When I saw the lumpy bags of daffodil bulbs at the store I was skeptical. The eager garden center employee hovered nearby, so I asked her, “Is it worth all the kneeling, getting dirty, and waiting? Are flowers really going to come? Is there any guarantee?”
She promised the bulbs would bloom. I bought four bags and rushed to pick up my kids from school.
Before she even got in the car, I could tell my daughter was angry, like she always was these days. She saw her classmates doubled over laughing on the school lawn as we drove by. She crossed her arms and set her jaw. When we got home she slammed the car door and followed her siblings into the house.
I stayed quiet in the driver’s seat. I knew she didn’t want to talk about it. She refused to pray or be prayed for. She despised my hugs. I sighed. I’d been praying for her for so long. Would it ever get better?
I remembered those daffodils in the back of the van.
I mixed black soil and bone meal with my bare hands in the big pots in front of the porch. Then I carefully laid the bulbs pointy side up in concentric circles. I covered them with more soil and patted it all down firmly with my whole palm, just like I patted my baby daughter’s back at bedtime over a decade ago.
Already kneeling, I suddenly prayed, “God, I believe these bulbs will bloom. I believe something beautiful will come. In this pot. And in my daughter’s heart. I bury my hopes for her here, right now, in this dirt. Only You can do this. I will wait.” I wiped off my palms in the grass and walked away.
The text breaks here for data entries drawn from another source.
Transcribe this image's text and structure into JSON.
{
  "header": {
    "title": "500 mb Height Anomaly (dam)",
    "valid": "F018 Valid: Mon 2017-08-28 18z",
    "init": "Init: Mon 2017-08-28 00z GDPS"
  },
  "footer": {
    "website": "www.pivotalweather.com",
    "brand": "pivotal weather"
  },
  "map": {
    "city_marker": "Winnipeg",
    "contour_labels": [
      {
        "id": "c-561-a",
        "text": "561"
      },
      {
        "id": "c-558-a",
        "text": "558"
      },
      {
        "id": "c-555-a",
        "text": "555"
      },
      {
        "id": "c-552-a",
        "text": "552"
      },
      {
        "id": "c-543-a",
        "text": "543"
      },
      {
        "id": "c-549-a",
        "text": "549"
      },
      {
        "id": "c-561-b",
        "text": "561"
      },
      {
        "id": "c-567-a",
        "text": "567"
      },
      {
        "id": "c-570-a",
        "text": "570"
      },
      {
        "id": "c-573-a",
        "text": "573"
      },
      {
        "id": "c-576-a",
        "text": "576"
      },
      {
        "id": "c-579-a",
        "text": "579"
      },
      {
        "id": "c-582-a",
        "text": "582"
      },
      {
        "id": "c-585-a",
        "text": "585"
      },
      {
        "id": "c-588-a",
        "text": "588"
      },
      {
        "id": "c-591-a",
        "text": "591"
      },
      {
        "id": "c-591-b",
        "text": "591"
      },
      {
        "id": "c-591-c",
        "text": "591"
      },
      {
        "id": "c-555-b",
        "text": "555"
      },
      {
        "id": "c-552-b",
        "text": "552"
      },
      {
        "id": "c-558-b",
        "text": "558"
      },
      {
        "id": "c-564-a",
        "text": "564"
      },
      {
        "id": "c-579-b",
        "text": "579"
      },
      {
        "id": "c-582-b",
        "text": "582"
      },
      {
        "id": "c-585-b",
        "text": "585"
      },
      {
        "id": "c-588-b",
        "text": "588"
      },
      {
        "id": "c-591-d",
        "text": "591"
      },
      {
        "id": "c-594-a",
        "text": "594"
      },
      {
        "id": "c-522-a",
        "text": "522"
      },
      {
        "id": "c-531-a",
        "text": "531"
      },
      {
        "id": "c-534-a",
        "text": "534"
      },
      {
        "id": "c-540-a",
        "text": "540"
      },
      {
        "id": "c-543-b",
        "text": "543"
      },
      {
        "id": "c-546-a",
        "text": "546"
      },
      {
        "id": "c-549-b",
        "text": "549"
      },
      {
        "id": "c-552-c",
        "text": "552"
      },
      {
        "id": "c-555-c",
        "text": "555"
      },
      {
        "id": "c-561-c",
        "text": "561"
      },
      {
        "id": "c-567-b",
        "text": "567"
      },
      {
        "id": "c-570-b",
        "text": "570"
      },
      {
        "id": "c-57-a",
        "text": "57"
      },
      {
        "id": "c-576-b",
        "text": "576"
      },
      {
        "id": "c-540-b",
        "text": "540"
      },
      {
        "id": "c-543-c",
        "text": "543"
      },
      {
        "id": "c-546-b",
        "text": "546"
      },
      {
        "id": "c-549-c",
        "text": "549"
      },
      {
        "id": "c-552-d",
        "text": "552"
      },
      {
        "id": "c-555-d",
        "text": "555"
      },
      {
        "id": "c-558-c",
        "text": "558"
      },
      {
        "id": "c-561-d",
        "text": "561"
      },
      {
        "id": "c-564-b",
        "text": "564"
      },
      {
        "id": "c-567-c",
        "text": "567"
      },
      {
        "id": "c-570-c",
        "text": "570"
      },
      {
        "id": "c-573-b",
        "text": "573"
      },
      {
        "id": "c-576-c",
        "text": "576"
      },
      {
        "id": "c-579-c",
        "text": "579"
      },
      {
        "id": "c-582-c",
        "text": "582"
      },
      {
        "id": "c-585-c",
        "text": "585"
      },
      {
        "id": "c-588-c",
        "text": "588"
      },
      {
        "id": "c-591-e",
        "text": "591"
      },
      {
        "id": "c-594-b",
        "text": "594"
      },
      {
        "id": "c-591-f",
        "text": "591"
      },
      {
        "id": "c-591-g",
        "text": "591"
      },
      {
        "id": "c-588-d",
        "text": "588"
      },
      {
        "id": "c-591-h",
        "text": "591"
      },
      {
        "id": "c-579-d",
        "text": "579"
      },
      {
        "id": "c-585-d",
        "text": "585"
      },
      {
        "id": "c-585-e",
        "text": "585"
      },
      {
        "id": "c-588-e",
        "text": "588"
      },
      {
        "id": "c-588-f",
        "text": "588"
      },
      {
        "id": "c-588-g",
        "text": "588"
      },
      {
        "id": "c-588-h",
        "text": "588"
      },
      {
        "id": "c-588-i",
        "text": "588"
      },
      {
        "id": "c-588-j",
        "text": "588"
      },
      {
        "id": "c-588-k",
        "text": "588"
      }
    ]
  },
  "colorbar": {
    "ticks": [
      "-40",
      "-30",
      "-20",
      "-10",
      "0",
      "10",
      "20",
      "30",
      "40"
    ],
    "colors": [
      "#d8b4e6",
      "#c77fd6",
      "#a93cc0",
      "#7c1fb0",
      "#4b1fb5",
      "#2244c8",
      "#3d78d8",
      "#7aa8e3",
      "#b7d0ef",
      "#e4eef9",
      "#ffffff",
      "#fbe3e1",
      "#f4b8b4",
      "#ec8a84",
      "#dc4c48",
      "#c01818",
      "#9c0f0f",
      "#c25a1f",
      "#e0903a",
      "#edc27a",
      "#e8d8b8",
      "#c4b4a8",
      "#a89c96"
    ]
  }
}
That weekend my daughter was invited to a friend’s house to hang out. Then she joined the basketball team.
It got colder. I planted winter pansies, kale, and ivy on top of the bulbs. I put the pumpkins next to the pots. Later I wrapped Christmas lights around them. I forgot about the bulbs.
The next month my daughter started telling silly jokes with a sparkle in her eyes. She went to her first dance.
It got warmer. The air smelled sweet. Birds woke us up with their singing. I saw straight green lines sticking out of the pots. There were about six of them. The next day there were more.
That night my daughter snuggled close to me on the couch. She let me pray and kiss her head when I tucked her in.
A week later I noticed tiny little swellings on all those green stalks in the pots. They grew fatter and higher. They got papery, like the paper that was around all the bulbs in the bags.
My daughter hugged me that day. Before and after school. I closed my eyes and didn’t let go until she did.
A few days later my daughter’s counselor called me in after her therapy session. With tears in her eyes she declared, “Do you see it? The healing? It’s taken a very long time, but your daughter is strong and joyful. She likes herself. It’s beautiful.”
I went home, sat on my front step and wept. I prayed over and over, “Thank you, God. Thank you.”
And there, in the pot, was the very first daffodil.
See, the former things have taken place, and new things I declare; before they spring into being I announce them to you. (Isaiah 42:9)
Do you have prayers you planted long ago, that still show no sign of flowering? Are you tired of waiting? Dear friend, deep underground, God is at work. Those lumpy prayers will someday unfurl into brilliant glory.